Sentence Transformers v5.4, released this week, adds multimodal embedding and reranking support. You can now encode text, images, audio, and video into a shared embedding space and run similarity search across modalities using the same API that has been the default for text-only retrieval for years. The supported models include Qwen3-VL (2B and 8B variants), NVIDIA Nemotron, and BAAI BGE-VL for embeddings, with matching rerankers available for the same families.

What this changes in practice is the retrieval layer of multimodal RAG pipelines. Previously, building text-to-image or image-to-text search required separate tooling: a vision-language model for encoding, custom similarity infrastructure, and coordination logic for mixed-modality result sets. Sentence Transformers wraps all of that into a single SentenceTransformer model object with the same .encode() and .similarity() interface. Cross-modal search becomes a configuration choice rather than an architecture decision.

The retrieve-and-rerank pattern, which is standard for text retrieval — fast embedding-based first-pass, accurate cross-encoder reranking on the top-k — now extends to mixed modalities. A query can be text, the corpus can be a mix of images, documents, and video clips, and the reranker can score relevance across all of them. The 2B Qwen3-VL model requires around 8 GB VRAM, which puts it within reach of most developer workstations. The 8B model needs 20 GB but gives higher accuracy.

One thing practitioners should know before diving in: the modality gap is real. Cross-modal similarity scores (text query, image corpus) are systematically lower than within-modal scores (text query, text corpus), because embeddings from different modalities cluster separately in the shared space. Absolute score thresholds that work for text-only retrieval will not transfer directly. The relative ordering holds, so retrieval works, but any routing logic that gates on a minimum similarity score needs recalibration.
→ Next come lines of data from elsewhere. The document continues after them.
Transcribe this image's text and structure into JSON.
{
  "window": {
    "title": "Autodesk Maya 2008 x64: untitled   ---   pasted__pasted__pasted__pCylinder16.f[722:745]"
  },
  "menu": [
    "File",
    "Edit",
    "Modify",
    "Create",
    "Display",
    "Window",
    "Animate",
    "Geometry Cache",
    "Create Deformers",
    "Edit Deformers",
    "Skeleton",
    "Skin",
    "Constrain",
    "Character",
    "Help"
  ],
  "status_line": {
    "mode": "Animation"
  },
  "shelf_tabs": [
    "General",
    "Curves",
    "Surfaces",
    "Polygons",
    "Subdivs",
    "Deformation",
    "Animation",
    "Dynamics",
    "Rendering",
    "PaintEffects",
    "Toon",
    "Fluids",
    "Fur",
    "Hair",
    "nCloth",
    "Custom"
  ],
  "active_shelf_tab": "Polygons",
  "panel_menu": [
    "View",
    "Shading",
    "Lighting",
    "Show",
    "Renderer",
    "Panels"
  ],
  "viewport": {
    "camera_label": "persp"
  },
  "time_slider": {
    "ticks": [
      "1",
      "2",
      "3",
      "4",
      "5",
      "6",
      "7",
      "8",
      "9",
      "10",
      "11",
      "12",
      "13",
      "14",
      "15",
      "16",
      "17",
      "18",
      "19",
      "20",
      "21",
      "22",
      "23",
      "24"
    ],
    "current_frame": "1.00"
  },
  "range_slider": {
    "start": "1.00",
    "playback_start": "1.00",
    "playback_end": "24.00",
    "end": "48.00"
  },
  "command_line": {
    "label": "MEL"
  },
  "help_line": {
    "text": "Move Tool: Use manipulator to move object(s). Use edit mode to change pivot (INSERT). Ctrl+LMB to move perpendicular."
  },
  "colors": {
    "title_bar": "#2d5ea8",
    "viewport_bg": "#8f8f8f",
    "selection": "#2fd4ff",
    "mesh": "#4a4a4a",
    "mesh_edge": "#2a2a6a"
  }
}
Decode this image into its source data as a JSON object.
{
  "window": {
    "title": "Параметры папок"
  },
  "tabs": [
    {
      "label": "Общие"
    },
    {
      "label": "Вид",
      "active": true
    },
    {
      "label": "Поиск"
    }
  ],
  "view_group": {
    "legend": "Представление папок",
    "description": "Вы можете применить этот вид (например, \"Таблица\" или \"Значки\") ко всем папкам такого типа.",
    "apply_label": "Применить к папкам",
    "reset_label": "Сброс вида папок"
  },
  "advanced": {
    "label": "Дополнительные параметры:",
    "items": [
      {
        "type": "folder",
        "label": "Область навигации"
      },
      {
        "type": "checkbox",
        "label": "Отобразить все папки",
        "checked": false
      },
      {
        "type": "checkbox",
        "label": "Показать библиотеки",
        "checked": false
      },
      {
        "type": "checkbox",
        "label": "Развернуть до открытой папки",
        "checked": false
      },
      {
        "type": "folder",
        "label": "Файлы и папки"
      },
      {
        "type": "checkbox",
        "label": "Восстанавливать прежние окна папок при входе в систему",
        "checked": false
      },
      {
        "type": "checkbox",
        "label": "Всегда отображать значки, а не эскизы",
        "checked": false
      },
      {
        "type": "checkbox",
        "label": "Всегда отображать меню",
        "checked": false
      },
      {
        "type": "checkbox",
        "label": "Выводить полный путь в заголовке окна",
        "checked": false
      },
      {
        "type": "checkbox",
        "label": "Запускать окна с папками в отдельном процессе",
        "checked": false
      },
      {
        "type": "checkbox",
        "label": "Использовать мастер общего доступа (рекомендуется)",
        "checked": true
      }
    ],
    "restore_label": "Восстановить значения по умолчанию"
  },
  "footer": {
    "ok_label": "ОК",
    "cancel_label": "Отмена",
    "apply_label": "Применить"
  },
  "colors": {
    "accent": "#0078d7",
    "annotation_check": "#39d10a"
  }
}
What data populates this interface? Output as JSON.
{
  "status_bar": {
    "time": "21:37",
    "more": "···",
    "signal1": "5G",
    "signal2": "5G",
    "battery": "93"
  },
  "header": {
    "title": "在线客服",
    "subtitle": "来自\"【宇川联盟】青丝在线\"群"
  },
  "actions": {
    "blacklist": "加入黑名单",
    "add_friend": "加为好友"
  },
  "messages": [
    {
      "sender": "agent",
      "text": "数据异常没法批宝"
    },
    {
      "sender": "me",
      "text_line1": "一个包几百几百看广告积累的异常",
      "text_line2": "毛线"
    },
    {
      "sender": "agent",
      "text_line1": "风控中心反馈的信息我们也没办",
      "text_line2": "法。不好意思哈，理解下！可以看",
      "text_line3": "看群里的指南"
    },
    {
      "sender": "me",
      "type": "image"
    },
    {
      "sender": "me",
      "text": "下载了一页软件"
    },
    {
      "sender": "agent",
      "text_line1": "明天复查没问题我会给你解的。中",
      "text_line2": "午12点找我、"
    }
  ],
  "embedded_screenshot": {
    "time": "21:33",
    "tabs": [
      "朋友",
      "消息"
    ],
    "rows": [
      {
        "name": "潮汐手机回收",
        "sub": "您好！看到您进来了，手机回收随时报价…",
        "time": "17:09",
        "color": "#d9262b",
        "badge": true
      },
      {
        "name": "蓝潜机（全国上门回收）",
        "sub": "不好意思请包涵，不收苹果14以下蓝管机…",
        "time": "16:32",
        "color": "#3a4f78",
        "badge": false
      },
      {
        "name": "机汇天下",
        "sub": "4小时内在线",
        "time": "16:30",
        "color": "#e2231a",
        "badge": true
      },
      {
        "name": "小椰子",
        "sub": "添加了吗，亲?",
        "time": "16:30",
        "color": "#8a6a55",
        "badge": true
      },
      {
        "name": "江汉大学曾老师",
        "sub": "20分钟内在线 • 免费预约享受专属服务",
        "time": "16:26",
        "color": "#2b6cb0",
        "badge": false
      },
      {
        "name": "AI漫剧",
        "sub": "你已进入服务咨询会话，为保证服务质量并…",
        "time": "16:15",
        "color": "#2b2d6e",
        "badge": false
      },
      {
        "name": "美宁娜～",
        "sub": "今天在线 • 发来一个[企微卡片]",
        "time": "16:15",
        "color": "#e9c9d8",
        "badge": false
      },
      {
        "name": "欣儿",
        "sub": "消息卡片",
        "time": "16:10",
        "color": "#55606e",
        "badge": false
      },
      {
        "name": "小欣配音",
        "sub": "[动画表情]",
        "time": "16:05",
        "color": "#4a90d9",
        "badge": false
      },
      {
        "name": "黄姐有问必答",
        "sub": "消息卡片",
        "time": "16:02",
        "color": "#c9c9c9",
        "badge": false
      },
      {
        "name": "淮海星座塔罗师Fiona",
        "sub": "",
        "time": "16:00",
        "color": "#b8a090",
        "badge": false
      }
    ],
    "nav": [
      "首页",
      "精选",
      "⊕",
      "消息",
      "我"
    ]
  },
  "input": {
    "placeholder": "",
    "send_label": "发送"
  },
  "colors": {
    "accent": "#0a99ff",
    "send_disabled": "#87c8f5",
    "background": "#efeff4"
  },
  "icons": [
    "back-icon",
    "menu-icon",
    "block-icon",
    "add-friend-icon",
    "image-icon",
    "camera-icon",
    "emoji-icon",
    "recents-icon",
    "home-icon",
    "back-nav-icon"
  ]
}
Install with pip install -U "sentence-transformers[image,video]". The Qwen3-VL models are currently in pull-request status on Hugging Face (referenced as revision="refs/pr/23" in the examples), which means the API is functional but the models have not been formally merged. Worth testing now if cross-modal retrieval is on your roadmap — but pin the revision rather than tracking main if you are putting this in production.